Karena itu, mengapa Kakanwil Provinsi Riau memerlukan rekomendasi Bupati Kuansing? HGU awalnya terdiri dari dua wilayah, yakni HGU itu berada di kabupaten yang sebelum dilakukan pemekaran antara Indagiri Hulu dan Kampar.

"Setelah ada pemekaran Indragiri Hulu menjadi Kuansing dan Kampar. Jadi awalnya itu memang sudah dua wilayah. Dari proses itu, sesuai peraturan yang berlaku bahwa harus ada plasma (perkebunan masyarakat)," sebut Yopi.

Menurut dia, harusnya di situ ada surat rekomendasi dari Dinas Perkebunan. Pihaknya ingin menanyakan kenapa rekomendasi itu hanya di Kampar, kenapa tidak dibuatkan plasma di dua wilayah yakni di Kuansing dan Kampar.

Sebelumnya, Komisi Pemberantasan Korupsi (KPK) telah melimpahkan berkas perkara Andi Putra ke Pengadilan Tipikor pada Pengadilan Negeri Pekanbaru dengan surat pelimpahan Nomor 24/TUT.01.03/2022 tertanggal 4 Maret 2022 telah diregistrasi di PN Pekanbaru, Senin lalu (7/3/2022).

Juru Bicara (Jubir) KPK Ali Fikri mengatakan, pelimpahan tersebut dilakukan oleh Jaksa KPK Yoga Pratomo dan Mayer Volmae S, pada Senin (7/3/2022).

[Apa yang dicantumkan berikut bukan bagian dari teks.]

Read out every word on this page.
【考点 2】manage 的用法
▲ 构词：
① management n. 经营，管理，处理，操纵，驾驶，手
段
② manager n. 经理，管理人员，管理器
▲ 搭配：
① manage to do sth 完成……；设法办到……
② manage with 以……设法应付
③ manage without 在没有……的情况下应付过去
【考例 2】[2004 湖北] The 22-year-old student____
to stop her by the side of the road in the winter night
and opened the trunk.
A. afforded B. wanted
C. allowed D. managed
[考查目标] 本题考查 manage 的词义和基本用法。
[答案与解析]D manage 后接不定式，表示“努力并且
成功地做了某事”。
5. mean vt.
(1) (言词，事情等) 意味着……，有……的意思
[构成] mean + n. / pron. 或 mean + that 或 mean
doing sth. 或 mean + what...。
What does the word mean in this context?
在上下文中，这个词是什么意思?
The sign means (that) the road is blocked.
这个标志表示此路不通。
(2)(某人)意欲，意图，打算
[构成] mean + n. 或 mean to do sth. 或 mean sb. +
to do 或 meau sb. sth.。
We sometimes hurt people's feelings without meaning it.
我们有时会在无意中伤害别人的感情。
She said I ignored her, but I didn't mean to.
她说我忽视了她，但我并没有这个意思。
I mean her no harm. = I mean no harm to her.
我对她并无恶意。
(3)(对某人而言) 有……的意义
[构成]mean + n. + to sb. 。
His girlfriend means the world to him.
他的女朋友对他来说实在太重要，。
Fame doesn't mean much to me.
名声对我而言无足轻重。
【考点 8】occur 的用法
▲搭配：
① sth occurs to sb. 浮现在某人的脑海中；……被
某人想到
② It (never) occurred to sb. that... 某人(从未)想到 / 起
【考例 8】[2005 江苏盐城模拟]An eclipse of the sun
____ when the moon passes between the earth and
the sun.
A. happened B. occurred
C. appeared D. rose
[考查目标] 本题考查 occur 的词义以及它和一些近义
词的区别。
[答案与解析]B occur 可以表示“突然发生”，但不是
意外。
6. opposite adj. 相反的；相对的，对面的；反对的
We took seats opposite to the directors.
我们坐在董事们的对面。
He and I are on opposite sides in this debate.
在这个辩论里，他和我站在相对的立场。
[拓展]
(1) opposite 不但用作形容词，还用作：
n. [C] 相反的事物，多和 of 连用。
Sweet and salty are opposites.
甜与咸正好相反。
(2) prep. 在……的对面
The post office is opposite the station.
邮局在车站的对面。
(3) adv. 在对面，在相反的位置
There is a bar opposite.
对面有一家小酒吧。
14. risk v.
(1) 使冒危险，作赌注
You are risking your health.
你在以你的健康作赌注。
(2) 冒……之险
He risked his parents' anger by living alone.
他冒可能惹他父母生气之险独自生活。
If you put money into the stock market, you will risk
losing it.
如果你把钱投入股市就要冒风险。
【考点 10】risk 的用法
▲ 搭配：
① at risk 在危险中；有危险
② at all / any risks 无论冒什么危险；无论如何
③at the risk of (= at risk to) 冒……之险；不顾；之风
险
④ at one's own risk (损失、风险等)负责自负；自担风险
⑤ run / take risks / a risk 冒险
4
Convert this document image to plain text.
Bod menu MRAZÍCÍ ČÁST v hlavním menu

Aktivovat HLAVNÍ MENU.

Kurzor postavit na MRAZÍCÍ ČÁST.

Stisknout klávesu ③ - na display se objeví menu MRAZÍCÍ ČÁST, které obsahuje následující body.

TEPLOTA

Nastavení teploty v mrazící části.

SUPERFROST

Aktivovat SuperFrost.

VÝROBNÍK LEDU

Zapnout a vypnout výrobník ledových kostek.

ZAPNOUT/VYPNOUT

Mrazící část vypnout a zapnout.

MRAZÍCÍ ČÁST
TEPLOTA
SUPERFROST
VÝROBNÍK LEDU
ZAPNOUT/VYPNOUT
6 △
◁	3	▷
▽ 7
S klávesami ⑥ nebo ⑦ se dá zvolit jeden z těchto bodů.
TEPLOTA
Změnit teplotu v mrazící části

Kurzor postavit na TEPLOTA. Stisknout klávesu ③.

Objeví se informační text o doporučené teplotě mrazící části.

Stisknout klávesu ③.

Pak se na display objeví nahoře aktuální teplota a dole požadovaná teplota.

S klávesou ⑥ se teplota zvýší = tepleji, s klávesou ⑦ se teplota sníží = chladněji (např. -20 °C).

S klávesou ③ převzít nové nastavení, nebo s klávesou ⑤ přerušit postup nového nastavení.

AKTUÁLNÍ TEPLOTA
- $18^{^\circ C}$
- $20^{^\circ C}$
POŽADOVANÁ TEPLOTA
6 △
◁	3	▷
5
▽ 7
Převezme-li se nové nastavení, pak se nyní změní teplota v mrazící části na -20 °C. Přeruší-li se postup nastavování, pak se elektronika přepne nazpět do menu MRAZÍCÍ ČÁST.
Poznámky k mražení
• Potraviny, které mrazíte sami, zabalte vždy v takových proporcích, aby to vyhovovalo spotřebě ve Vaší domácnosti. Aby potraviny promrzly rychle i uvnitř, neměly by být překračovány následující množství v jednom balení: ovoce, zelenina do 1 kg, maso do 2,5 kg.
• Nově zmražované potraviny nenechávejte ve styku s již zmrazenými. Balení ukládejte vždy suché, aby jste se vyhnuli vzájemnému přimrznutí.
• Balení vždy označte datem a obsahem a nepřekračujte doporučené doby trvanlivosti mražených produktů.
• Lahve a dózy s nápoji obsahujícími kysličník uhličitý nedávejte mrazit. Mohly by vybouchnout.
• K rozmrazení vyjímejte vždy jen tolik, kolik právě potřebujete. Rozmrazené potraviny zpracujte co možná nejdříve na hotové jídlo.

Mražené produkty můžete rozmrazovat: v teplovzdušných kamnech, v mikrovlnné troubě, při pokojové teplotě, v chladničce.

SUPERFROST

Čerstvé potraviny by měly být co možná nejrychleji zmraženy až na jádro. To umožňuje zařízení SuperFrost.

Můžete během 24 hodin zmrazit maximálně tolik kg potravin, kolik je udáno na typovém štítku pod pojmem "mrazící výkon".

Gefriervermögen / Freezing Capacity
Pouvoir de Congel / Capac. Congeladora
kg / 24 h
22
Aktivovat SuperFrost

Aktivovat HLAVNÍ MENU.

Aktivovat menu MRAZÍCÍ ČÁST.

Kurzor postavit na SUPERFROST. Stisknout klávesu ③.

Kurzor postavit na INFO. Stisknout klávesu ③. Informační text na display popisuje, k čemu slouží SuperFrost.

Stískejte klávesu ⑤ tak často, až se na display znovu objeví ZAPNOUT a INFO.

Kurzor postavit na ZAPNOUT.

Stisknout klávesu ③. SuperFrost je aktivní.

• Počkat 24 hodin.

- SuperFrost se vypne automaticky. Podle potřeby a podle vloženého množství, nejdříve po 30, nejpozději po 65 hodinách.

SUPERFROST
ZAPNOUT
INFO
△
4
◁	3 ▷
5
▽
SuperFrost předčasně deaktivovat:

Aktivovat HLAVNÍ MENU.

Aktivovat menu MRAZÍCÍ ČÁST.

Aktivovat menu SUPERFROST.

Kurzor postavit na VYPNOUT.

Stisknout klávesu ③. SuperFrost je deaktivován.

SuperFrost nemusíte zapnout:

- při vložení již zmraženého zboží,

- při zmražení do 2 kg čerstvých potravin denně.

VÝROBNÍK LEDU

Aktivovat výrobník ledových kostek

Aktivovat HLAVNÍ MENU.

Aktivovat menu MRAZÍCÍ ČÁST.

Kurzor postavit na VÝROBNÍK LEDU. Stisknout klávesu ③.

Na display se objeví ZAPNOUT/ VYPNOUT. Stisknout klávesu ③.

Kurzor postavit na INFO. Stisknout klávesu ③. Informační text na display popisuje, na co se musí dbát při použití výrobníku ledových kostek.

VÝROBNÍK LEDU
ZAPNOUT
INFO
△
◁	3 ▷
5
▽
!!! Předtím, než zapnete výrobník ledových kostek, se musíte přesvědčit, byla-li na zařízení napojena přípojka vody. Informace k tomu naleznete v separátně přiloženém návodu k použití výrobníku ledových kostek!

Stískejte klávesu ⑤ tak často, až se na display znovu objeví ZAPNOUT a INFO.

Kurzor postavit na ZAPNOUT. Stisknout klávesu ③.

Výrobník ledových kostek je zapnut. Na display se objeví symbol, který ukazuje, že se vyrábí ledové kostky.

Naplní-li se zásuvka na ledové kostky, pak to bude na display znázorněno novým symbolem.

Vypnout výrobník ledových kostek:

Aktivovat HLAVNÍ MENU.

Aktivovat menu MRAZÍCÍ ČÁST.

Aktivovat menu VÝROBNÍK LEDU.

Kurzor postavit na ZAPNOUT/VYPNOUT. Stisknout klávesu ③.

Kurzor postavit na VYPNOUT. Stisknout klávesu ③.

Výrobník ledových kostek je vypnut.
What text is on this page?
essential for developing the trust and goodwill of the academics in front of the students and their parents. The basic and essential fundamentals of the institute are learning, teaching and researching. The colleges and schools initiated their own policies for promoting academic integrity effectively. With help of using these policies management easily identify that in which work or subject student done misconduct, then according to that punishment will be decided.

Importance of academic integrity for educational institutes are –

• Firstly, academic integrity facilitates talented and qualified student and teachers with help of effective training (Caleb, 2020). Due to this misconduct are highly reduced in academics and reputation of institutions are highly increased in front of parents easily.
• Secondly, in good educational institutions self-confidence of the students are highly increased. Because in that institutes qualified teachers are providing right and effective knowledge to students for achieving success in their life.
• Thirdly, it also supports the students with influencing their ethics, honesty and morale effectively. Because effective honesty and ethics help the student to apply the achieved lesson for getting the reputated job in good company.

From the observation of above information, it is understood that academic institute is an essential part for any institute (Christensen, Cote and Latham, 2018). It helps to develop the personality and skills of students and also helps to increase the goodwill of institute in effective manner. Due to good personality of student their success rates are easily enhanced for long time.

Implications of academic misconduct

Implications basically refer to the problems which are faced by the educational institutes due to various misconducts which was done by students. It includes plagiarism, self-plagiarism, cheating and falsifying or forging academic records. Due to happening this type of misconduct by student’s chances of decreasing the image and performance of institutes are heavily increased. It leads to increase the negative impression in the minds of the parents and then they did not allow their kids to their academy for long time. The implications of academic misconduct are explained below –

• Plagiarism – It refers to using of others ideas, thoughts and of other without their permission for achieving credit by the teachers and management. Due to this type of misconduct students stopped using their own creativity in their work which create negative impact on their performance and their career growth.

“Dilimpahkan ke Pengadilan Tipikor pada PN Pekanbaru. Saat ini penahanan beralih dan menjadi wewenang Pengadilan Tipikor dan saat ini tempat penahanan terdakwa sementara dititipkan pada Rutan KPK gedung Merah Putih Jakarta,” kata Ali Fikri.

Selanjutnya, Tim Jaksa masih menunggu penetapan Majelis Hakim yang akan ditunjuk dan penetapan hari sidang dengan agenda pertama yaitu pembacaan surat dakwaan.

“Terdakwa Andi Putera didakwa dengan dakwaan, Kesatu: Pasal 12 huruf a UU Tipikor Jo Pasal 64 ayat (1) KUHP atau Kedua: Pasal 11 UU Tipikor Jo Pasal 64 ayat (1) KUHP,” ujar Ali Fikri.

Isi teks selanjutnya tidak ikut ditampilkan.